England, Australia players accused

The documentary includes allegations that three England players carried out spot-fixes during a Test match in India in December 2016.

The England and Wales Cricket Board said it had spoken to the England players, who “emphatically deny the allegations”.

England Test captain Joe Root and coach Trevor Bayliss said the allegations were “outrageous”, although both said they had not seen the documentary.

Bayliss told the BBC: “We’ll just leave that up to the ECB to deal with.”

The ECB and Cricket Australia said they would cooperate fully with the ICC investigation.

Cricket Australia’s chief executive James Sutherland says he is unaware of any evidence that his players are involved in match-fixing [Getty Images]

The documentary also includes allegations that two unnamed Australian players were involved in spot-fixing.

Cricket Australia’s chief executive, James Sutherland, said he was not aware of any “credible evidence” linking Australian players to corruption.

Australia’s captain Tim Paine added: “At this stage, it’s unsubstantiated claims. We’re confident that none of our guys are involved in it.” 

Investigations launched

Al Jazeera highlighted allegations of match-fixing in four Test matches – the highest level of the international game.

Shock and concern: Reactions to Al Jazeera’s Cricket’s Match-Fixers

Alex Marshall, head of ICC’s anti-corruption unit:“The ICC has now had the opportunity to view the documentary into corruption in cricket and, as we have previously stated, we are taking the contents of the programme and the allegations it has made extremely seriously.”Joe Root, England cricket captain: “It’s outrageous that England players have been accused of this.”Faiszer Musthapa, Sri Lanka’s minister for sport: “I have watched the telecast of Al Jazeera’s documentary and written to Sri Lanka Cricket to inform the Criminal Investigation Department and take immediate action. I give assurance to the fans and cricket loving public that we will rid cricket, and all other sports, of corruption.”Tim Paine, Australia cricket captain: “At this stage, it’s unsubstantiated claims. We’re confident that none of our guys are involved in it … As far as I’m concerned, our players have got nothing to worry about. I’m really confident none of our players are involved.”
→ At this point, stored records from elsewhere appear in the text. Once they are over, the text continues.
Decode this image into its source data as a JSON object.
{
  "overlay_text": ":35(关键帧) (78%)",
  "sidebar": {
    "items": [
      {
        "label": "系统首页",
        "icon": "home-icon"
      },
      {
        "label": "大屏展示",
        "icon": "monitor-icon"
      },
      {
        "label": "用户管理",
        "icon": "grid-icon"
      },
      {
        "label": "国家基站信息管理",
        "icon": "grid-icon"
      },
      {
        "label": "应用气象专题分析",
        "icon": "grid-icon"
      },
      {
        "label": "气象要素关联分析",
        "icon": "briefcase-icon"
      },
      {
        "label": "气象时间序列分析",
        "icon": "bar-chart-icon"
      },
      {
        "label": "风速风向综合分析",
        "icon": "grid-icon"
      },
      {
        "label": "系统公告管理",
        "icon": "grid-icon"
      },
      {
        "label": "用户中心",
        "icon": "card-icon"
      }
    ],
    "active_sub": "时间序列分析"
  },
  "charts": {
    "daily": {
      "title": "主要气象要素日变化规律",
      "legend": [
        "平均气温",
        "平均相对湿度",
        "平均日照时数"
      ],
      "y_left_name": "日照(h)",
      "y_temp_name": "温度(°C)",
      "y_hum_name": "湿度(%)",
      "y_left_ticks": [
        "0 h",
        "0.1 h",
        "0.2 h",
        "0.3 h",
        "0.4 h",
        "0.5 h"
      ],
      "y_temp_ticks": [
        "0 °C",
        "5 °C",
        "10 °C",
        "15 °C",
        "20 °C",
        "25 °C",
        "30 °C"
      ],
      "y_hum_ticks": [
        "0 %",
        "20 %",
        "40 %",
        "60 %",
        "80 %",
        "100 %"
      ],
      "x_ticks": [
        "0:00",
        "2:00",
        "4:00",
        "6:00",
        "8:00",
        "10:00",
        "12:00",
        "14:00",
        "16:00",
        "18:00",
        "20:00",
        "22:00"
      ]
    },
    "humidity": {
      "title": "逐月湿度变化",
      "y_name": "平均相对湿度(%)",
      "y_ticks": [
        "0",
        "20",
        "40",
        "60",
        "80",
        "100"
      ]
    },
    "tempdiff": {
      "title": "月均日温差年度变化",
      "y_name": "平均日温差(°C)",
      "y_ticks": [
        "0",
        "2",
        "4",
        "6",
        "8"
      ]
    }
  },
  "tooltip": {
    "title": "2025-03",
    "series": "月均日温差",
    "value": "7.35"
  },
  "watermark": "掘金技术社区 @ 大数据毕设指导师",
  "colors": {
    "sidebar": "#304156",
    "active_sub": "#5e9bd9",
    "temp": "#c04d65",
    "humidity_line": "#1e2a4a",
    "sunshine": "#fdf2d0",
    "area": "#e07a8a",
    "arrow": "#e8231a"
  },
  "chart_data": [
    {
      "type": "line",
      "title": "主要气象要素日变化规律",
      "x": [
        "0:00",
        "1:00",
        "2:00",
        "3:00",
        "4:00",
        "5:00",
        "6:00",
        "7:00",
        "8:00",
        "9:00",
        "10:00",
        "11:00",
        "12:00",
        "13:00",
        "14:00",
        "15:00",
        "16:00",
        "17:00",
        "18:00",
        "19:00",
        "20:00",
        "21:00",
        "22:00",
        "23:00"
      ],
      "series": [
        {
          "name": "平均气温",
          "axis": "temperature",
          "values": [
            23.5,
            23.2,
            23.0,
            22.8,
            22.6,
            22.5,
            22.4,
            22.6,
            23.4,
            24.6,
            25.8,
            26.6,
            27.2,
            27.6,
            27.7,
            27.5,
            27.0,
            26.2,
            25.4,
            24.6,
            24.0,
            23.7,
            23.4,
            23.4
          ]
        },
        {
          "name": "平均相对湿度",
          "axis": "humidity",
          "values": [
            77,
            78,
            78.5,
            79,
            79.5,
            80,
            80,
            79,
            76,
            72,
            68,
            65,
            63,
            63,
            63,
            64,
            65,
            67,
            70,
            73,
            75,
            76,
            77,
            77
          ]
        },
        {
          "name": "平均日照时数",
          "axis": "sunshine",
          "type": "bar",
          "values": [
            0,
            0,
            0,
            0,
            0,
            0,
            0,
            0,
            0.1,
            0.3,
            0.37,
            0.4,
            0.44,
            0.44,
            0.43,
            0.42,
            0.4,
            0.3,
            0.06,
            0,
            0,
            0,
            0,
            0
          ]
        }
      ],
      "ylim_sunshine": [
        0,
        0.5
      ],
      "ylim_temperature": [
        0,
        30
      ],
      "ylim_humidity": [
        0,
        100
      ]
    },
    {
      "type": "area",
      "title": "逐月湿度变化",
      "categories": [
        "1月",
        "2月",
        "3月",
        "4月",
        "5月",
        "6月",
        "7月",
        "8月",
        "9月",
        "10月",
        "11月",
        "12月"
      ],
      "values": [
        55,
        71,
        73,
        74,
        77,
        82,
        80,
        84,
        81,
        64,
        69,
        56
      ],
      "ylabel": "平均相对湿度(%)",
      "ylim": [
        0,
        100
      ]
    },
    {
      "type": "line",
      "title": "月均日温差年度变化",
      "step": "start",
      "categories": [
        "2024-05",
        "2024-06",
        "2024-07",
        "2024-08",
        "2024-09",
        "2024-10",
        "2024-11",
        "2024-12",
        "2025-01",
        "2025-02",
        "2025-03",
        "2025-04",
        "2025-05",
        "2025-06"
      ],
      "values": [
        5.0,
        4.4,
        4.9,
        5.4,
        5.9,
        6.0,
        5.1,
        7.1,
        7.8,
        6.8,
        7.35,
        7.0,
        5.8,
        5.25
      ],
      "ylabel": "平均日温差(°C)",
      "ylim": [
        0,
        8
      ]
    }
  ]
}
Two of them, at Chennai and Ranchi, concerned allegations of spot-fixing in games in India involving England and Australia.

The other two centred on evidence that the pitch at Galle had been doctored to control the results.

The documentary also revealed that criminals were planning to fix another Test match at Galle, later this year.

The Sri Lanka allegations have raised questions about future Test matches there. 

England are due in Sri Lanka from October 10 to November 27. The two sides are scheduled to play a Test match at Galle on November 6-10.

Sri Lanka Cricket (SLC) said it would follow ICC guidelines on anti-corruption operations for forthcoming tours.

The Pakistan Cricket Board said it was investigating “the alleged involvement in corrupt conduct” of one of its players.

Hasan Raza, the former Pakistan star, is shown in the documentary agreeing to take part in a corrupt cricket tournament set up purely for match-fixing.

Raza has declined to respond to a request for comment from Al Jazeera but has since denied any connection with match-fixing.

The documentary has received extensive media coverage all over the world, including in the UK, Australia, New Zealand, India, Pakistan, Sri Lanka and South Africa.